Abstract Background The standard exercise stress test (ET) provides direct measurement of the load tolerated by the subject, but the cardiopulmonary exercise stress test (CPET) in addition to the measurement of the work load also provides direct measurement of the corresponding oxygen consumption. Objective The aim of the present study was to estimate the differences between the estimated oxygen consumption based on the load (ET) and the one directly measured with the CPET, and to highlight and quantify the inaccuracies of the indirect estimate of oxygen consumption and its consequences on the rational prescription of physical activity. Material and method The tests performed on 7544 males from January 2007 to October 2018 were analyzed.
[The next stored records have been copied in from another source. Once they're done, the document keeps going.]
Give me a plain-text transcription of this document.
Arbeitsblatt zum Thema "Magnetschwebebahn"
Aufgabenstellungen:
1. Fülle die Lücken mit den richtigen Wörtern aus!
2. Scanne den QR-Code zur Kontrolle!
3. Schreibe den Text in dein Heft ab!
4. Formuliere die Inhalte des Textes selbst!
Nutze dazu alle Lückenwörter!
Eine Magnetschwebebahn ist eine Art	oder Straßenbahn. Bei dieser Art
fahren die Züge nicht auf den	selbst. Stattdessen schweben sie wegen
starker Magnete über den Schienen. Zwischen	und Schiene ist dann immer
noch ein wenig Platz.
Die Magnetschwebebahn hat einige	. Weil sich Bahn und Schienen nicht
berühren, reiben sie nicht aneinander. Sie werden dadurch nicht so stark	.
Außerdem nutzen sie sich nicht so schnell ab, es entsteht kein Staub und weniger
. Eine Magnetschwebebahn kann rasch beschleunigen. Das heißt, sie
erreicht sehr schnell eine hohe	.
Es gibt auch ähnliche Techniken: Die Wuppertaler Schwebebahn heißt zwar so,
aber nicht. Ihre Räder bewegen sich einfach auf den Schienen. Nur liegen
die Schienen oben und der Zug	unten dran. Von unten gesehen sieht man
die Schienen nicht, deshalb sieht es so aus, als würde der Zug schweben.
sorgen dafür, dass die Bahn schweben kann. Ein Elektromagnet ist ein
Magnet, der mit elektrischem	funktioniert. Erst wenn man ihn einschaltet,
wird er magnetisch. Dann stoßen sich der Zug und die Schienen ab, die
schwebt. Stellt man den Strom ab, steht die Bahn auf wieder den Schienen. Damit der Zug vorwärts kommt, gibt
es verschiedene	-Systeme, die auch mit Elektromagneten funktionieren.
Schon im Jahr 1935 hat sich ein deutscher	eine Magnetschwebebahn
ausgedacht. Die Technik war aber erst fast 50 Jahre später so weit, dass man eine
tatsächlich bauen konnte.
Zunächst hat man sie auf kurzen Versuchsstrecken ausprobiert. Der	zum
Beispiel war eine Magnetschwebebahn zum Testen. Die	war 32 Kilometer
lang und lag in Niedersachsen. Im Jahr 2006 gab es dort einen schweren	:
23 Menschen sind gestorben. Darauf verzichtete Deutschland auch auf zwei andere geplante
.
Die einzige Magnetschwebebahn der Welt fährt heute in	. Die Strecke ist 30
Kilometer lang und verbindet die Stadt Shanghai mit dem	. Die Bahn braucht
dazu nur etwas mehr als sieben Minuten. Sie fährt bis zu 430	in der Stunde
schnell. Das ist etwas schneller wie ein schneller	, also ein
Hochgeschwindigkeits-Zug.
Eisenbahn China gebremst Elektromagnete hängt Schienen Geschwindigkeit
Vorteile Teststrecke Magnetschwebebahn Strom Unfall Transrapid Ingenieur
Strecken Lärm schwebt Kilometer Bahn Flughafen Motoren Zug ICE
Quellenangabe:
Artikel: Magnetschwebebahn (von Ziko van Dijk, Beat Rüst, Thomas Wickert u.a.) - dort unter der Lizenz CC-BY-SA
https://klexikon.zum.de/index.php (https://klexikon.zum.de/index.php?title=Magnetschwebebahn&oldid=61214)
For each test the sustained load, the consumption of direct oxygen, and the estimated oxygen consumption based on the load sustained with the use of a formula provided by the American College of Sports Medicine and reported below: VO2max (ml/kg/min) = (10.51 x Watt) + (6.35 x weight in kg) − (10.49 x Età) + 519.3. The total population of the subjects examined was divided into two groups: Group A: 1358 subjects without signs of heart disease, and Group B: 6186 subjects with heart disease. Results In the total population the oxygen consumption (VO2) estimated on the basis of the load was overestimated in 22% of subjects, underestimated in 55% of subjects and overlapping in 23% of subjects. In Group B the calculated VO2 was overestimated in 38%, underestimated in 54% and overlapping in 8% of the subjects. In group A the calculated VO2 was overestimated in 33%, underestimated in 54% and overlapping in 9% of subjects. Conclusions In subjects with heart disease the VO2 calculated on the basis of the sustained load is overestimated or underestimated in 92% of subjects. The CPET through direct measurement of oxygen consumption provides a precise estimate of functional capacity, an essential prerequisite for a correct rational prescription of physical activity. Because of this peculiarity, the CPET is absolutely irreplaceable in cardiac patients in which a correct rational prescription of physical activity is crucial.